« Un hommage à l’acier »

« Un hommage à l’acier » titrait la publicité d’Audemars Piguet (AP) pour son tout nouveau modèle baptisé la Royal Oak au début des années 70. Le commentaire suivant soulignait que l’homme moderne ne pouvait plus se contenter d’une montre banale mais exiger une montre en adéquation avec ses valeurs et son rythme de vie trépidant. Sportive et chic, cette montre sera en acier, métal emblématique du monde moderne, « rendu infiniment précieux par le travail de l’horloger ». Devant le succès du modèle, quelques 20 ans plus tard, la publicité scande qu’« il faut plus que de l’argent pour porter une Royal Oak » insistant plus encore sur cette catégorie exclusive de l’homme de son temps à laquelle l’objet s’adressait, « une montre pas comme les autres. Distinctive ».
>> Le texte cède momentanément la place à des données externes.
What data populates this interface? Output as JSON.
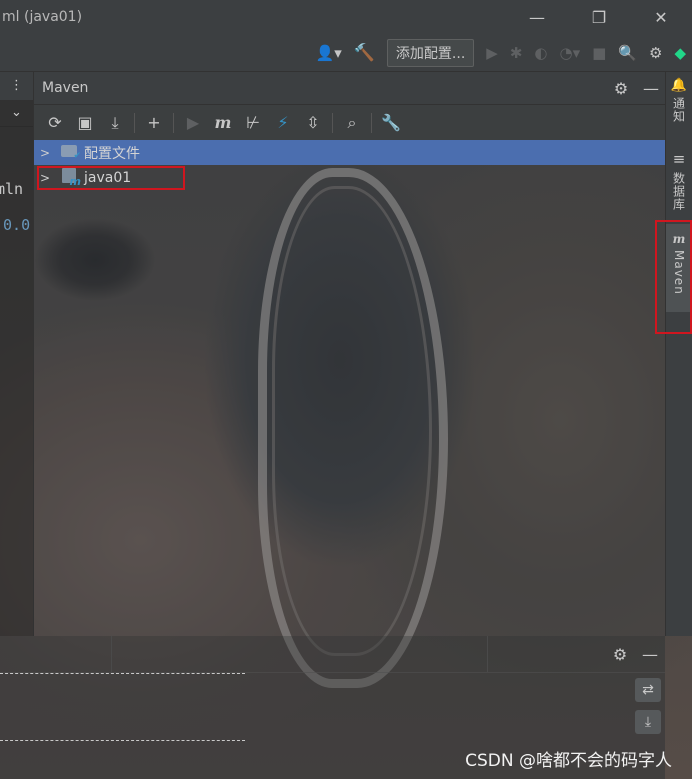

Effectivement, quand le designer suisse Gérald Genta présente son projet révolutionnaire dans ce monde si empreint de valeurs classiques, Jacques-Louis Audemars a dû oublier ses codes familiers pour se persuader de la mettre en production. Fuir tout métal noble ou précieux comme toutes complications horlogères pour proposer une montre minimaliste en acier, indiquant strictement l’essentiel, l’heure, les minutes et la date, ne devait pas être une décision commerciale simple. Imaginait-il alors qu’il tenait en ces croquis ce qui deviendra une icône, encore plébiscitée 50 ans plus tard ?
C’est en 1972 que les 1000 premiers exemplaires de la Royal Oak arrivent au catalogue, sous la référence A (numérotés de 1 à 1000 avant en 1973 une nouvelle numérotation de 1000 à 2000). Si ce chiffre de 1000 exemplaires pour le monde paraît peu important, il est à mettre en perspective de la production totale de montres AP qui à l’époque n’était que de 5800 pièces annuelles !

Gérald Genta a su imposer ses codes tant esthétiques avec une identité forte que minimalistes : une lunette octogonale rappelant le casque de plongée avec des
vis-écrous apparentes, une simplicité totale de lecture, un bracelet acier intégré dont les maillons épousent parfaitement la boîte mais aussi les courbes du poignet. Faire passer le client dans un monde moderne grâce à un garde-temps simple d’utilisation, étanche et fiable, dont le design est identifiable au premier regard. L’exclusivité tant vantée dans les campagnes publicitaires tenait aussi au prix puisque la série A était proposée à 3.650 francs suisses soit trois fois le prix catalogue d’une Rolex Submariner. Notons que l’architecture complexe de la montre, alliée au prestige de la manufacture, justifiait un prix élevé.


La Royal Oak de 1972 est alors équipée d’un calibre manuel à remontage automatique sur une ébauche Jaeger-LeCoultre, qui ne l’utilisera jamais dans ses
propres modèles mais sera partagé par la « Sainte Trinité » horlogère, Patek Philippe, Vacheron Constantin et Audemars Piguet. La complexe réalisation du bracelet intégré, non plus imaginé comme un accesssoire mais comme un élément essentiel de la montre, sera confiée aux maîtres du genre, Gay Frères.
Très vite, après la commercialisation des 2000 premières séries A (de 1972 à 1974*) la production de la référence 5402 nécessitera une série B (1000 exemplaires, de 1974 à 1975/76*), puis encore 1000 autres exemplaires avec la série C (entre 1976 et 78*) avant la D dont le nombre semble inférieur à 1000.
Depuis maintenant plus de 50 ans, la Royal Oak est la pierre angulaire du catalogue du « Brassus », connaissant de multiples déclinaisons de métaux et de complications horlogères, mais sans jamais renier son ADN visuel.

Gérald Genta contribuera à de très nombreux modèles de montres au premier rang desquelles on retrouve la Patek Philippe Nautilus (1976) après la Golden Ellipse (1968), la Polerouter d’Universal Genève (1950), l’Omega Constellation (1959), l’Ingenieur de IWC (1976), la Pasha de Cartier, la Rolex King Midas ou encore la Bvlgari Bvlgari (1975)… Parallèlement à ses multiples contributions avec différentes manufactures parmi les plus
prestigieuses, Genta a créé sa propre marque dès 1969 sous son nom “Gérald Genta” (aujourd’hui rachetée par Bvlgari), pour laquelle il obtient en 1980 une licence de la marque Walt Disney l’autorisant à lancer une collection de montres aujourd’hui iconiques avec les personnages Disney.